You have made a mistake somewhere in your algebra. It pays to be systematic and use a single symbol for a whole bunch of constants that are common to all terms. For example, I rewrote $B_1 = \frac{\sqrt2μ_0I\sqrt2\cos {\omega t}}{\pi a}$ as $B_1 = B_0 \cos \omega t$ where $B_0 = \frac{\sqrt2 μ_0I\sqrt2}{\pi a}$ and the same with the other two. I then used the identity $\cos(a+b)=\cos a ~\cos b-\sin a~\sin b$ to get rid of the $2\pi/3$ phases and have terms in $\cos \omega t$ multiplied by factors like $\pm \frac{1}{2}$ or $\pm \frac{\sqrt{3}}{2}$. Finally, I noted that a given field is parallel (in the clockwise direction) to the triangle side opposite to the wire that generates it. This allowed me to write unit vectors for each field. For example, I found that
$$\vec{B}_2=B_0 \left( -\frac{1}{2}\cos \omega t+\frac{\sqrt{3}}{2}\sin \omega t \right) \left( \frac{1}{2}\hat{x}+\frac{\sqrt{3}}{2} \hat{z} \right)$$
and similar expressions for the other two fields.
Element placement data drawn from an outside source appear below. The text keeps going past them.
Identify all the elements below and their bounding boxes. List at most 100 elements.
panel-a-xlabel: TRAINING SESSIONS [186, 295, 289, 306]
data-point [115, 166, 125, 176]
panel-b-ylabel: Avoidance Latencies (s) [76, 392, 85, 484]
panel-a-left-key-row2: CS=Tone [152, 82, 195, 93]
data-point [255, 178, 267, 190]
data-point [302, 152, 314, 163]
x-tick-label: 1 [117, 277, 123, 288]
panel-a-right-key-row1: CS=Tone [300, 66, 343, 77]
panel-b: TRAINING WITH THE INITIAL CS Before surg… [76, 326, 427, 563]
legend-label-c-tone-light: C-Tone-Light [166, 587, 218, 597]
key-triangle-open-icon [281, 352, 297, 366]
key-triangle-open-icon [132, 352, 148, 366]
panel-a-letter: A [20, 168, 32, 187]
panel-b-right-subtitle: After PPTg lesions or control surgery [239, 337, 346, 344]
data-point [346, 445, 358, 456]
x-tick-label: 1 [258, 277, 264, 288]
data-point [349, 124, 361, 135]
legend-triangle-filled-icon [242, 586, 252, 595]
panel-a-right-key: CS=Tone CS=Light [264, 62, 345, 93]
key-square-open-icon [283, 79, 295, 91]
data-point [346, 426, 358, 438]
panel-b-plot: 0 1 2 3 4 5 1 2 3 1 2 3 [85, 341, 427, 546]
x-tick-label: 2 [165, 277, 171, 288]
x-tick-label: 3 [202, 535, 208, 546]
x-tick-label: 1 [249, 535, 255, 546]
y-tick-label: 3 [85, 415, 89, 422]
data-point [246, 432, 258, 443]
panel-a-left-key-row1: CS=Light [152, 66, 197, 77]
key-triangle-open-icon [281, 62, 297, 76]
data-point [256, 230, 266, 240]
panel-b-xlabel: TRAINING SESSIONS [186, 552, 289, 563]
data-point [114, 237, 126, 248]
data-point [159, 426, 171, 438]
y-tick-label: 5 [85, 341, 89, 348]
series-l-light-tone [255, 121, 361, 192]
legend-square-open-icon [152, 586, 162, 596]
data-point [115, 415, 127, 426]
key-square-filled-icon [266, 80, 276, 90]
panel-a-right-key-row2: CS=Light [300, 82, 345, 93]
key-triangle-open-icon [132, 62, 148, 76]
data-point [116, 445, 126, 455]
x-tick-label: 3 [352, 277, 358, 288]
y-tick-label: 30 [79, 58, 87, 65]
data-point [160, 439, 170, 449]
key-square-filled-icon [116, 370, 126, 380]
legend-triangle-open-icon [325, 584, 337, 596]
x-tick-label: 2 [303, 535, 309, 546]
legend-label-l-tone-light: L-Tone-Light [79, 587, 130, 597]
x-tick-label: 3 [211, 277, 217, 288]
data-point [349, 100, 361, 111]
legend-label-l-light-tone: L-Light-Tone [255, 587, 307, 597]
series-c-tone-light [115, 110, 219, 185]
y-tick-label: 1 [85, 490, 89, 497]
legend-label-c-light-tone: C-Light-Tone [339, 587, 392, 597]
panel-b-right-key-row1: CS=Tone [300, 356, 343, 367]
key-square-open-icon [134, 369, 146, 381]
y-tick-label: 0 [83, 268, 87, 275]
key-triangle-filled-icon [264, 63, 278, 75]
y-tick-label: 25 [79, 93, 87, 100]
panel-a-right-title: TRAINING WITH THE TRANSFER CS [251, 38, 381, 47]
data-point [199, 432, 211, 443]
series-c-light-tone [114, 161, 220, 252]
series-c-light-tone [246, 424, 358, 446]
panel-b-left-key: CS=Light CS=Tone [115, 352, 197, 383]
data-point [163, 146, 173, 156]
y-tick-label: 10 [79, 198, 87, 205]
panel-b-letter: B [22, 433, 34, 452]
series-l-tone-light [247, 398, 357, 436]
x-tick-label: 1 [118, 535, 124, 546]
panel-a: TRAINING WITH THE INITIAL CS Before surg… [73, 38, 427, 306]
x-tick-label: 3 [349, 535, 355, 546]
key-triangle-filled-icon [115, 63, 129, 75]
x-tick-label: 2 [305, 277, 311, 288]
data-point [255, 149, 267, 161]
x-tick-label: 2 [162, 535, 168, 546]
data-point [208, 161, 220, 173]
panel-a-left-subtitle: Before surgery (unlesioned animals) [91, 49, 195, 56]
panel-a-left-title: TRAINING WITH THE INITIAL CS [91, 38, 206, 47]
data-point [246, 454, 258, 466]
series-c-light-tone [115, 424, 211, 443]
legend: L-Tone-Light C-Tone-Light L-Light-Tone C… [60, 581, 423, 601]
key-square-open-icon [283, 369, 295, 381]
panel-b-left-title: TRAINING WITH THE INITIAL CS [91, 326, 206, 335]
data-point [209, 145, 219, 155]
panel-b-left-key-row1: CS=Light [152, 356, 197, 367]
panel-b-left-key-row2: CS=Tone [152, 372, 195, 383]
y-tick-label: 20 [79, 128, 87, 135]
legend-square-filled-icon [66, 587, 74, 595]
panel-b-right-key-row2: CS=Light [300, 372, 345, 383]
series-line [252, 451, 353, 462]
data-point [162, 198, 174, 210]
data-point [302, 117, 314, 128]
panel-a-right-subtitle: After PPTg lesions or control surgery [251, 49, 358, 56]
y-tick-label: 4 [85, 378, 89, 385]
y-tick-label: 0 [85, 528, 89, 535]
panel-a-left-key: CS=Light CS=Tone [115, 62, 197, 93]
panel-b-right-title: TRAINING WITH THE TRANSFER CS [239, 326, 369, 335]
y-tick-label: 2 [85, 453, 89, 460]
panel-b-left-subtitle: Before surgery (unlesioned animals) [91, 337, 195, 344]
Adding all three gave the desired result.

 

[diredragon]

You have made a mistake somewhere in your algebra. It pays to be systematic and use a single symbol for a whole bunch of constants that are common to all terms. For example, I rewrote $B_1 = \frac{\sqrt2μ_0I\sqrt2\cos {\omega t}}{\pi a}$ as $B_1 = B_0 \cos \omega t$ where $B_0 = \frac{\sqrt2 μ_0I\sqrt2}{\pi a}$ and the same with the other two. I then used the identity $\cos(a+b)=\cos a ~\cos b-\sin a~\sin b$ to get rid of the $2\pi/3$ phases and have terms in $\cos \omega t$ multiplied by factors like $\pm \frac{1}{2}$ or $\pm \frac{\sqrt{3}}{2}$. Finally, I noted that a given field is parallel (in the clockwise direction) to the triangle side opposite to the wire that generates it. This allowed me to write unit vectors for each field. For example, I found that
$$\vec{B}_2=B_0 \left( -\frac{1}{2}\cos \omega t+\frac{\sqrt{3}}{2}\sin \omega t \right) \left( \frac{1}{2}\hat{x}+\frac{\sqrt{3}}{2} \hat{z} \right)$$
and similar expressions for the other two fields. Adding all three gave the desired result.

Yup, that gave the correct result. Thank you for that clarification.